Plutôt que de lutter contre la logique existante, le projet la détourne. Les fonctions sont redistribuées de manière audacieuse : la cuisine et son coin repas prennent place en façade avant, captant la lumière de la rue, tandis que la salle de bain s’installe en façade arrière. Ce déplacement libère le cœur de l’appartement, où le salon et la chambre trouvent leur place dans une séquence plus douce, presque en retrait.

Ce renversement crée un second jour, une respiration inattendue au centre du plan, et transforme l’enfilade en un parcours nuancé, où chaque espace gagne en qualité propre. Le séjour devient un écrin, à la fois ouvert et protégé, où la lumière circule sans jamais être frontale.

La rénovation s’accompagne d’une attention particulière portée à ce qui existe déjà : parquet, portes, hauteurs sous plafond et cheminées sont conservés et intégrés dans une nouvelle lecture du lieu. Même inutilisées, ces dernières participent à l’épaisseur et à la mémoire de l’appartement.

Le projet s’inscrit également dans une démarche de réemploi, non pas comme contrainte, mais comme moteur de conception. Trouver avant de dessiner devient une méthode : matériaux et objets — marbre, carrelages, éviers, luminaires — sont collectés au fil des opportunités et viennent orienter le projet.
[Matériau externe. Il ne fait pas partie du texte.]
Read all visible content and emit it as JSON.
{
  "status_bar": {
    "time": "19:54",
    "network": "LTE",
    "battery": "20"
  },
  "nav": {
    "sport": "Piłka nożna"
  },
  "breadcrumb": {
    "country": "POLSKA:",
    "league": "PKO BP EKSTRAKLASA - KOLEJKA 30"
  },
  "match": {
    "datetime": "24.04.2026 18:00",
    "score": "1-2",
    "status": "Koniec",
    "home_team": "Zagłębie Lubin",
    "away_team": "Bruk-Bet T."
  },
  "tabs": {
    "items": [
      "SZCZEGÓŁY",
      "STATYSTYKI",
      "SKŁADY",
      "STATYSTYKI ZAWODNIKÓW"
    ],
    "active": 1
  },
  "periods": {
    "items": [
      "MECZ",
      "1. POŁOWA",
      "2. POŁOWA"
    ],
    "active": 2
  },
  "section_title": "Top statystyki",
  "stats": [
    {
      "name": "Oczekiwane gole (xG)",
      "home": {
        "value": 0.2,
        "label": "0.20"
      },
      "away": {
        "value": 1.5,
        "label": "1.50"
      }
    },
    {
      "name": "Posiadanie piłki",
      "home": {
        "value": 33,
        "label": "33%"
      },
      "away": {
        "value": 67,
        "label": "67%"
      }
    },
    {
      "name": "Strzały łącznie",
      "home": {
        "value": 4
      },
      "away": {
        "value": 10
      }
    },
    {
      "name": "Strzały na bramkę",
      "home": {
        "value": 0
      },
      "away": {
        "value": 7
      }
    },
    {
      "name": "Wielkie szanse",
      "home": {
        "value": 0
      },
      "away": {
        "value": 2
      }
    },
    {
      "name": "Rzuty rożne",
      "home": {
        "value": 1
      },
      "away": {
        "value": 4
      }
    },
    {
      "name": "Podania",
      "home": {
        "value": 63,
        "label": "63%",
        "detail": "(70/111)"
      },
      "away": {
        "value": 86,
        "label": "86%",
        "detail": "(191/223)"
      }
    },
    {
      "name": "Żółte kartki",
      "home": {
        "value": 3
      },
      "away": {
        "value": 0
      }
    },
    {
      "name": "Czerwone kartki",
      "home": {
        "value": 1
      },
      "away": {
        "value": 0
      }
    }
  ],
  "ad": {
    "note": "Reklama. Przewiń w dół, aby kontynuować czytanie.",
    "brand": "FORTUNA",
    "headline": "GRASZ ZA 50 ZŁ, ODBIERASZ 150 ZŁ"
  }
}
Ainsi, le marbre d’une cheminée déposée renaît sous forme de luminaires muraux, associés à des abat-jours chinés. Le lavabo, découvert très tôt, structure l’espace de la salle de bain. Chaque élément porte une histoire et contribue à l’identité du lieu.

 

Photographie : Benjamin Struelens et archives personnelles              

 

Réalisé en grande partie en autoconstruction, avec des moyens limités, le projet revendique une forme de simplicité et d’engagement. Il montre qu’une transformation sensible et qualitative peut émerger d’un contexte ordinaire, par une attention fine aux usages, à la lumière et à la matière.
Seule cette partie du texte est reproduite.